How to Fund-raise Effectively and Joyfully

As mentioned previously, while writing my forthcoming book Changing the World Without Losing Your Mind, I spent several months writing down lists of lessons learned in what ended up being 14 categories.  The second longest list was about effective and joyful fund-raising.  It was comprised of 42 lessons I had learned from raising tens of millions of dollars with teams from Grameen Foundation, Fonkoze, American India Foundation and other organizations I have been associated with.  As I wrote all those down, I often recalled in my mind a time when I didn’t use these ideas and tactics, and how that made me a much less effective fund-raiser compared to what I became later. 

I have always maintained that fund-raising is 80% intuitive for most people.  In other words, be diligent, thoughtful, rigorous, and ethical.  That is not to say that all fund-raisers practice these fairly obvious things – they take discipline and focus.  But for most people involved in fund-raising, 20% is counter-intuitive.  And it’s not the same 20% for everyone.  Becoming a great fund-raiser involves figuring out what about fund-raising is counter-intuitive for you and then unlearning those instincts and developing new ones. 

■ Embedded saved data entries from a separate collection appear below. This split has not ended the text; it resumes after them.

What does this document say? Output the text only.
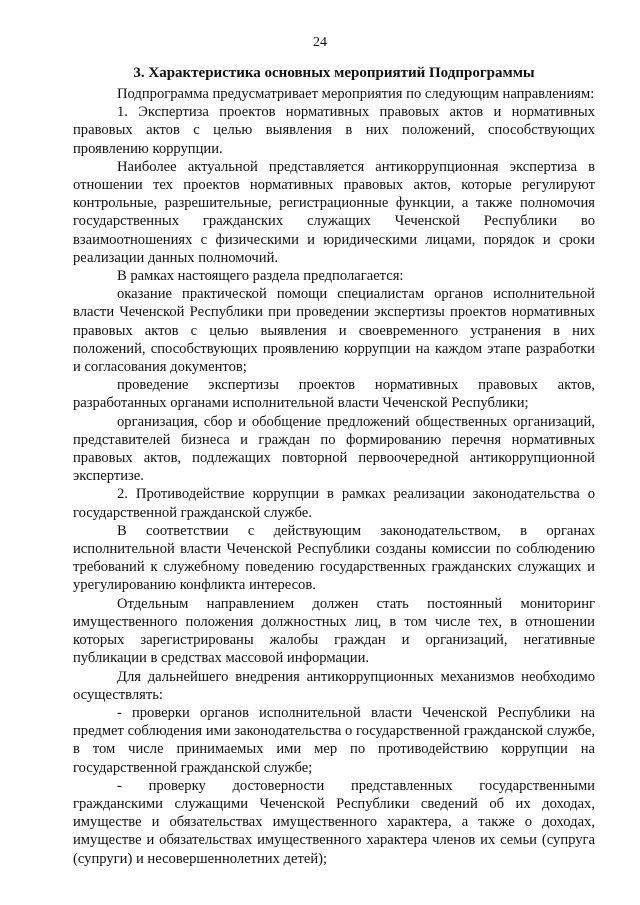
24
3. Характеристика основных мероприятий Подпрограммы

Подпрограмма предусматривает мероприятия по следующим направлениям:

1. Экспертиза проектов нормативных правовых актов и нормативных правовых актов с целью выявления в них положений, способствующих проявлению коррупции.

Наиболее актуальной представляется антикоррупционная экспертиза в отношении тех проектов нормативных правовых актов, которые регулируют контрольные, разрешительные, регистрационные функции, а также полномочия государственных гражданских служащих Чеченской Республики во взаимоотношениях с физическими и юридическими лицами, порядок и сроки реализации данных полномочий.

В рамках настоящего раздела предполагается:

оказание практической помощи специалистам органов исполнительной власти Чеченской Республики при проведении экспертизы проектов нормативных правовых актов с целью выявления и своевременного устранения в них положений, способствующих проявлению коррупции на каждом этапе разработки и согласования документов;

проведение экспертизы проектов нормативных правовых актов, разработанных органами исполнительной власти Чеченской Республики;

организация, сбор и обобщение предложений общественных организаций, представителей бизнеса и граждан по формированию перечня нормативных правовых актов, подлежащих повторной первоочередной антикоррупционной экспертизе.

2. Противодействие коррупции в рамках реализации законодательства о государственной гражданской службе.

В соответствии с действующим законодательством, в органах исполнительной власти Чеченской Республики созданы комиссии по соблюдению требований к служебному поведению государственных гражданских служащих и урегулированию конфликта интересов.

Отдельным направлением должен стать постоянный мониторинг имущественного положения должностных лиц, в том числе тех, в отношении которых зарегистрированы жалобы граждан и организаций, негативные публикации в средствах массовой информации.

Для дальнейшего внедрения антикоррупционных механизмов необходимо осуществлять:

- проверки органов исполнительной власти Чеченской Республики на предмет соблюдения ими законодательства о государственной гражданской службе, в том числе принимаемых ими мер по противодействию коррупции на государственной гражданской службе;

- проверку достоверности представленных государственными гражданскими служащими Чеченской Республики сведений об их доходах, имуществе и обязательствах имущественного характера, а также о доходах, имуществе и обязательствах имущественного характера членов их семьи (супруга (супруги) и несовершеннолетних детей);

Whereas most people dread fund-raising and do anything to avoid it, I have joined a minority of people who actually love asking people for money.  The non-profit world has far too many CEOs who are reluctant fund-raisers and treat bringing in big donations as a “necessary evil.”  This attitude usually confines their organization to scarcity and small-scale operations.  I became an effective and enthusiastic fund-raiser by applying in a disciplined way the methods I learned from an excellent consultant named Cedric Richner.  As my confidence grew, I made adjustments to his methods to account for my own style and preferences. 

Below are 10 of my top lessons. 

1.      Don’t think of fund-raising as taking something away from someone else.  That mentality is based on win-lose or zero-sum paradigms.  Instead, think of fund-raising as being a broker to a transaction where everyone can get something of value and come out ahead.   

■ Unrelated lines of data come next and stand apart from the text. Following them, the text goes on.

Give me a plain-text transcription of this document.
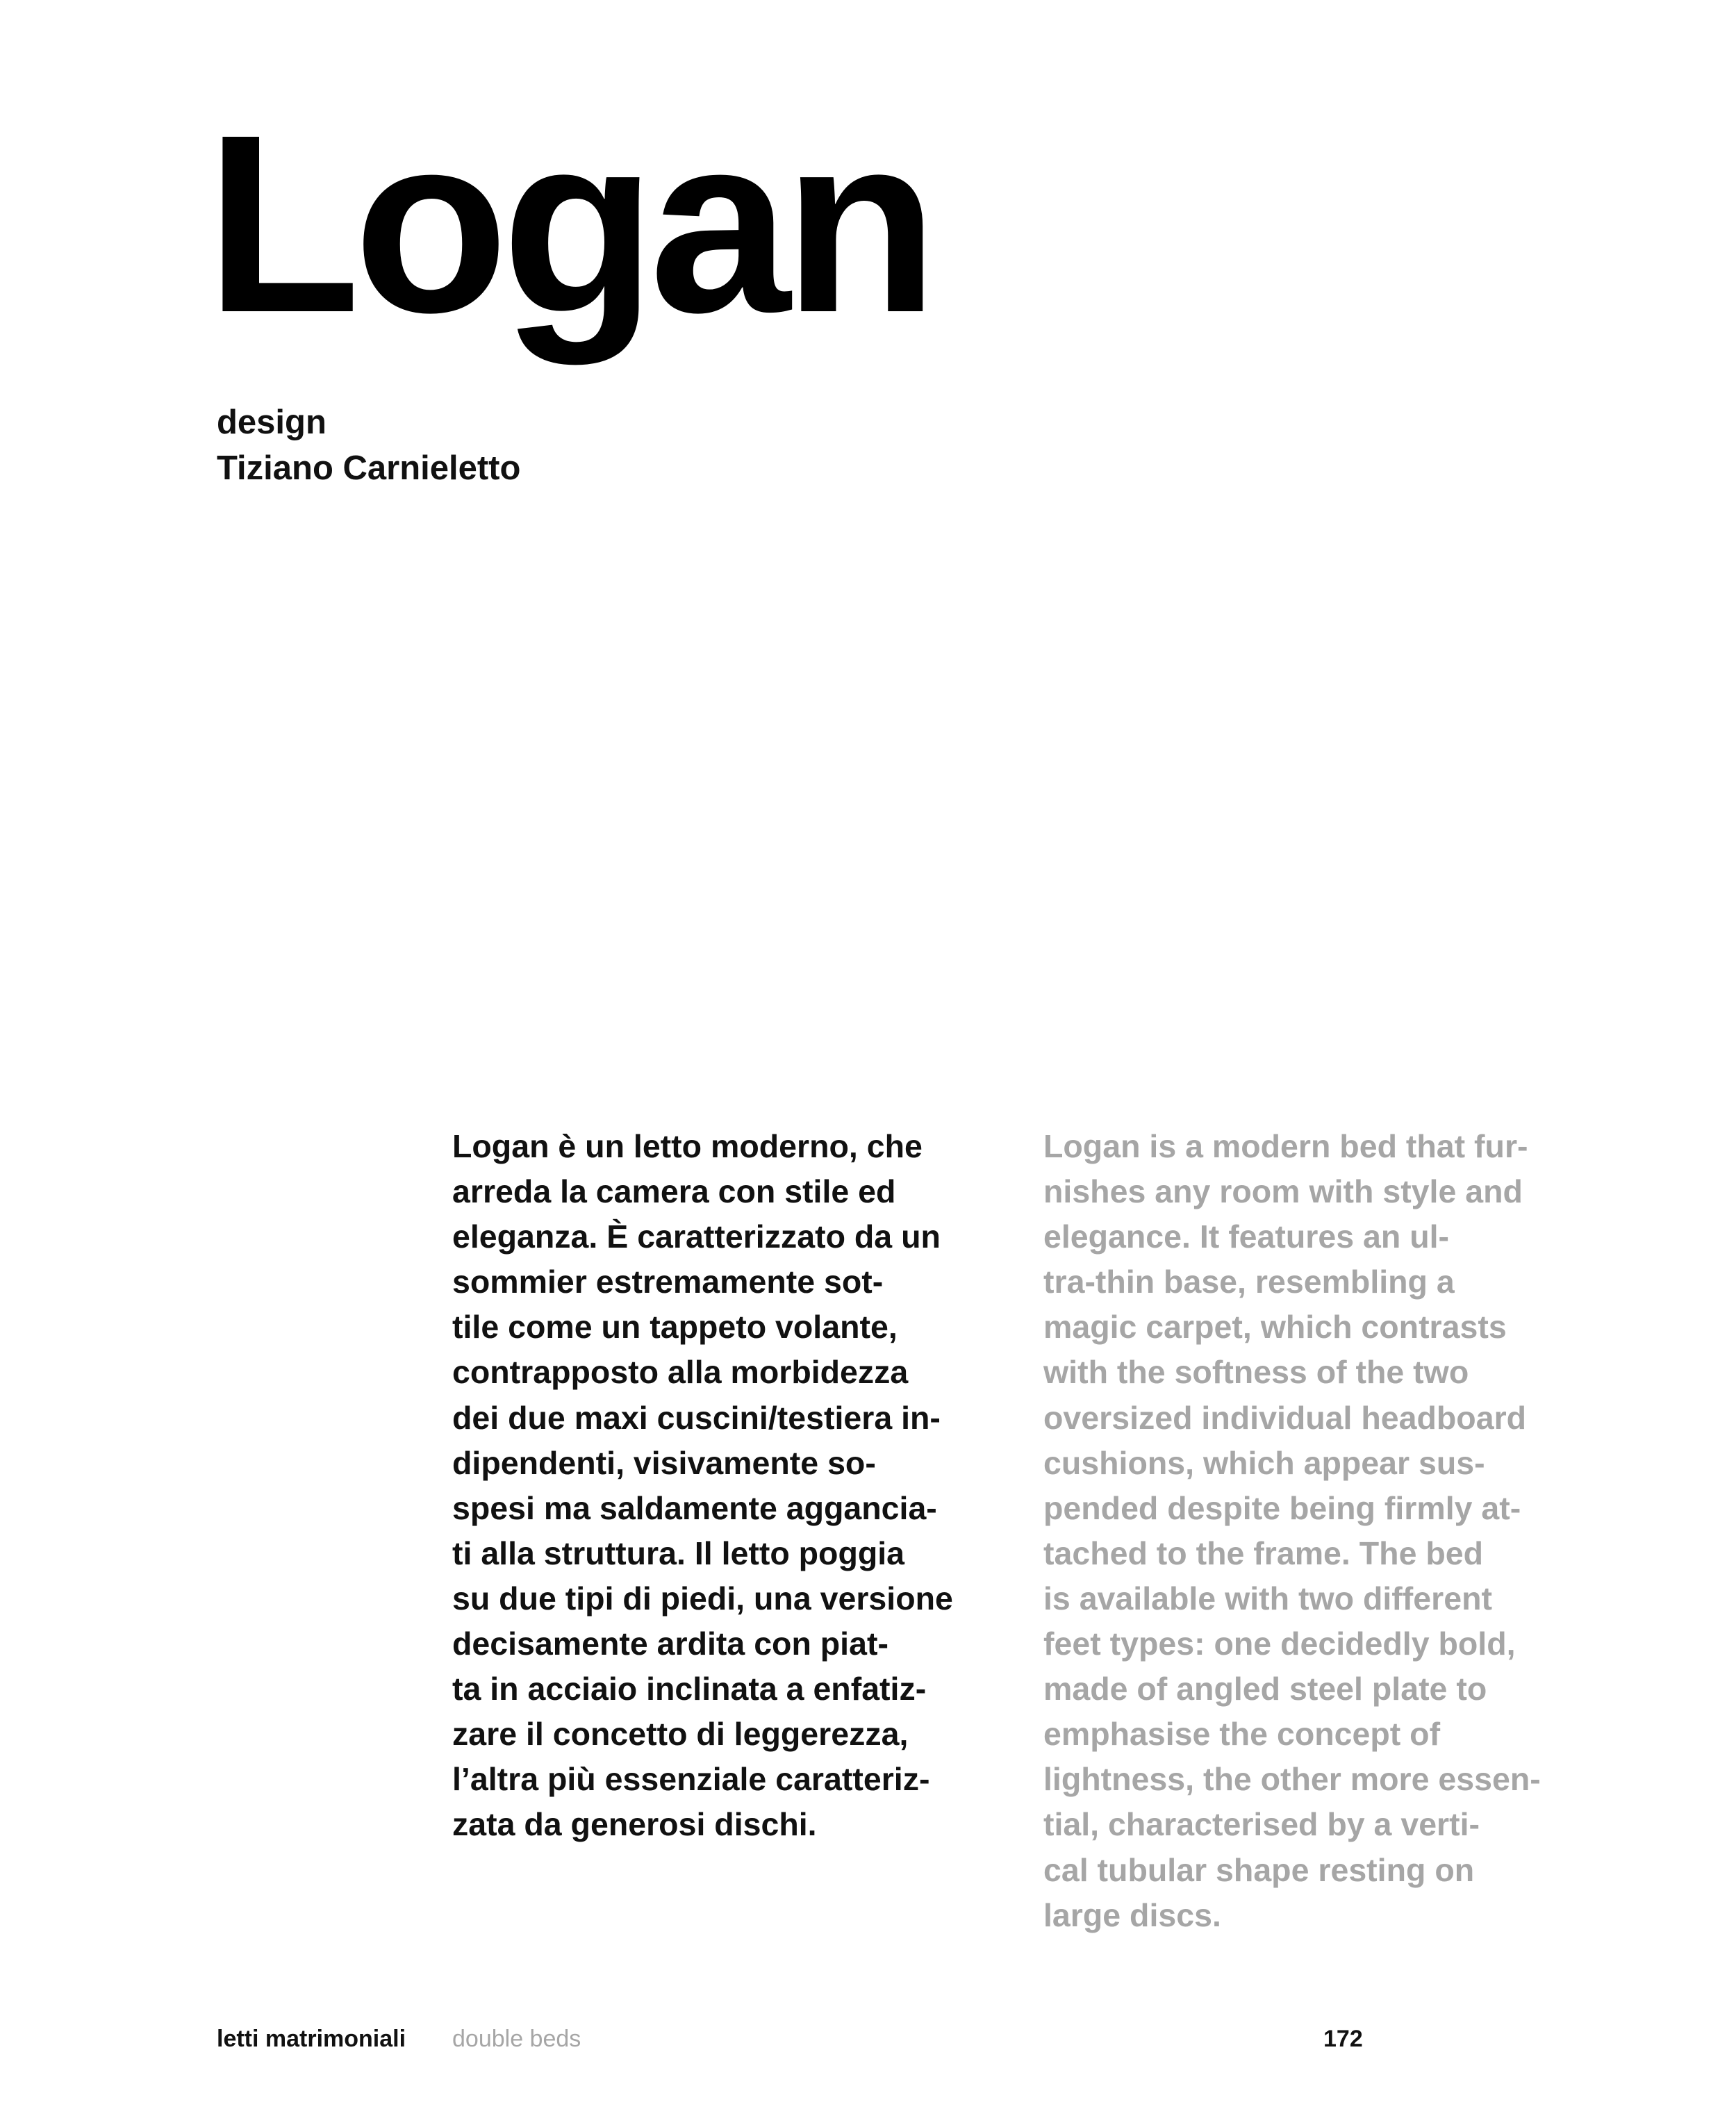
Logan
design
Tiziano Carnieletto
Logan è un letto moderno, che
arreda la camera con stile ed
eleganza. È caratterizzato da un
sommier estremamente sot-
tile come un tappeto volante,
contrapposto alla morbidezza
dei due maxi cuscini/testiera in-
dipendenti, visivamente so-
spesi ma saldamente aggancia-
ti alla struttura. Il letto poggia
su due tipi di piedi, una versione
decisamente ardita con piat-
ta in acciaio inclinata a enfatiz-
zare il concetto di leggerezza,
l’altra più essenziale caratteriz-
zata da generosi dischi.
Logan is a modern bed that fur-
nishes any room with style and
elegance. It features an ul-
tra-thin base, resembling a
magic carpet, which contrasts
with the softness of the two
oversized individual headboard
cushions, which appear sus-
pended despite being firmly at-
tached to the frame. The bed
is available with two different
feet types: one decidedly bold,
made of angled steel plate to
emphasise the concept of
lightness, the other more essen-
tial, characterised by a verti-
cal tubular shape resting on
large discs.
letti matrimoniali double beds	172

2.      Never, ever ask for money (or anything important) apologetically or hesitantly!  Have the courage of your convictions and passions.  Excitement can be contagious, even if it may not be immediately obvious that you have excited someone to consider giving, as we all show our feelings differently.  

3.      If you are meeting with a donor to ask them for money, it usually makes sense to get the ask (including the specific dollar amount) out on the table in the first five minutes of the meeting.  If the meeting is over a meal at a restaurant, make the ask within five minutes of placing your orders.  (Typically, the time before orders are taken is time for chit-chat that helps everyone ease into a conversation.)  After you ask people for money in a solicitation meeting, just be quiet and let them speak, even if that results in an awkward silence at first. 

4.      Thoroughly document what happened in every meeting, phone call or substantive email exchange with a donor.  Share that information with people who can help you advance the relationship.  The report should not just be a summary of what was discussed, but also describe the mood of the meeting, what you learned about the donor from small-talk, family members dropping in, or their photos and decorations on the wall.   

5.      When a serious mistake is made with a major donor, or for some other reason they are unhappy with your organization, realize that this is no time to give up or stick your head in the sand.  Rather, use it as an opportunity to distinguish yourself as a fund-raiser and an organization that responds to problems in a creative, pro-active and pragmatic way.  In so doing, you may be able to turn a negative into a positive.   

6.      Spend 4-8 hours preparing for a meeting with a major donor, excluding travel to and from the meeting.  If you do less than that, you are effectively winging it.  The meeting and relationship may suffer as a result.  Your organization deserves having you prepared to meet with your most capable and committed donors and prospects.   

7.      If it feels too aggressive to ask someone for, say, a million dollars – an amount larger than you yourself could ever give to any cause – then ask people to “consider” donating that amount.  For some people, including me, that slight adjustment helps make the words come out easier.   

8.      Be confident that if you ask someone for more than they can or are prepared to give, their most likely reaction will be to feel flattered and to increase what they had planned to give you before you asked.  People are rarely offended by overly aggressive asks, especially if they are made thoughtfully and in a spirit of service to mission and to the relationship with the donor.  Far too many funding requests are for too little, especially from inexperienced fund-raisers who value making the donor feel comfortable than advancing their organization’s mission.    

9.      Talk through donor cultivation strategies with knowledgeable people you trust, since the initial ideas of even the best fund-raisers are occasionally mediocre or worse.  It may take others to help you see that and then adjust.  

10.  When you have a reasonably close relationship with a donor or a prospect that predates them coming on your organization’s radar screen, it is often best to let someone else manage that relationship.  At a minimum, get a trusted colleague with knowledge of good fund-raising practices to advise you so you avoid letting your personal agenda with them influence your professional agenda.